Pero no aminoró la marcha.

Capítulo 25

El sargento Jim Chee estaba en su casa móvil, arrellanado en una silla, con el pie apoyado en un cojín encima de la cama y el tobillo envuelto en una bolsa llena de hielo picado. Bernadette Manuelito estaba preparando café, muy callada, porque Chee no tenía ganas de hablar ni de hacer nada.

Había repasado todo lo que había ocurrido en el despacho de Largo, había vuelto a sufrir la humillación de que Cabot le devolviera las fotos de la mina, su sonrisa insidiosa, la despedida fría del capitán Largo, la salida del despacho sin una pizca de dignidad… Y luego, con la mente ocupada en el ultraje, en la indignación, en la vergüenza, no miró por dónde pisaba y tropezó con algo en el aparcamiento, perdió el equilibrio y fue a dar de bruces contra el suelo, con todo el peso en el tobillo lesionado.

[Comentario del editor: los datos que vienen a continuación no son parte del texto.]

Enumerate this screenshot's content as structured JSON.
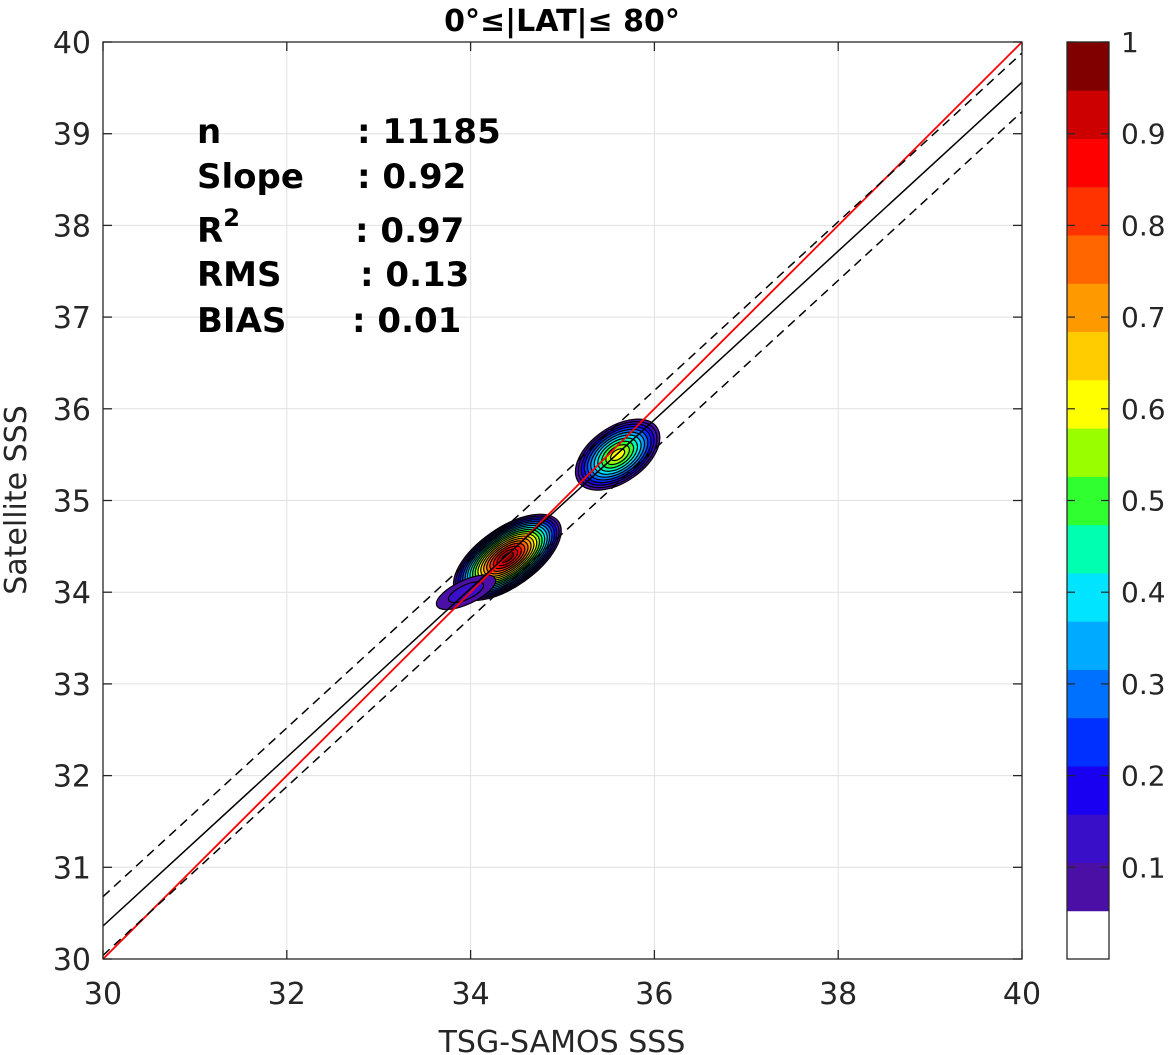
{
  "chart_data": {
    "type": "contour",
    "title": "0°≤|LAT|≤ 80°",
    "xlabel": "TSG-SAMOS SSS",
    "ylabel": "Satellite SSS",
    "xlim": [
      30,
      40
    ],
    "ylim": [
      30,
      40
    ],
    "xticks": [
      "30",
      "32",
      "34",
      "36",
      "38",
      "40"
    ],
    "yticks": [
      "30",
      "31",
      "32",
      "33",
      "34",
      "35",
      "36",
      "37",
      "38",
      "39",
      "40"
    ],
    "grid": true,
    "stats": [
      {
        "label": "n",
        "value": ": 11185"
      },
      {
        "label": "Slope",
        "value": ": 0.92"
      },
      {
        "label": "R",
        "sup": "2",
        "value": ": 0.97"
      },
      {
        "label": "RMS",
        "value": ": 0.13"
      },
      {
        "label": "BIAS",
        "value": ": 0.01"
      }
    ],
    "lines": [
      {
        "kind": "one-to-one",
        "color": "#ff0000",
        "slope": 1.0,
        "intercept": 0.0
      },
      {
        "kind": "regression",
        "color": "#000000",
        "slope": 0.92,
        "intercept": 2.76
      },
      {
        "kind": "upper-bound",
        "color": "#000000",
        "dash": true,
        "slope": 0.92,
        "intercept": 3.08
      },
      {
        "kind": "lower-bound",
        "color": "#000000",
        "dash": true,
        "slope": 0.92,
        "intercept": 2.44
      }
    ],
    "density_clusters": [
      {
        "cx": 34.4,
        "cy": 34.38,
        "rx": 0.68,
        "ry": 0.32,
        "angle": 35,
        "peak": 1.0
      },
      {
        "cx": 33.95,
        "cy": 34.0,
        "rx": 0.35,
        "ry": 0.13,
        "angle": 25,
        "peak": 0.13
      },
      {
        "cx": 35.6,
        "cy": 35.5,
        "rx": 0.52,
        "ry": 0.3,
        "angle": 35,
        "peak": 0.62
      }
    ],
    "colorbar": {
      "ticks": [
        "0.1",
        "0.2",
        "0.3",
        "0.4",
        "0.5",
        "0.6",
        "0.7",
        "0.8",
        "0.9",
        "1"
      ],
      "colors": [
        "#ffffff",
        "#4b0fa5",
        "#3a0fc8",
        "#1a00f0",
        "#0030ff",
        "#0070ff",
        "#00aaff",
        "#00e4ff",
        "#00ffb0",
        "#30ff30",
        "#99ff00",
        "#ffff00",
        "#ffcc00",
        "#ff9900",
        "#ff6600",
        "#ff3300",
        "#ff0000",
        "#cc0000",
        "#800000"
      ]
    }
  }
}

Naturalmente, un enjambre de policías de todas clases que participaban en la búsqueda fueron testigos de aquello: dos agentes de la policía tribal navaja que iban a informar, la chica de la sección de radio que salía, tres o cuatro rastreadores de las patrullas de la frontera que habían llegado de El Paso, un policía de la BIA con el que había trabajado en una ocasión y, dada su superabundancia, dos agentes del FBI que esperaban a Cabot hurgándose las narices. Naturalmente, cuando quiso levantarse esforzándose por no apoyarse en el pie lesionado, allí estaba Bernie, sujetándolo por el brazo.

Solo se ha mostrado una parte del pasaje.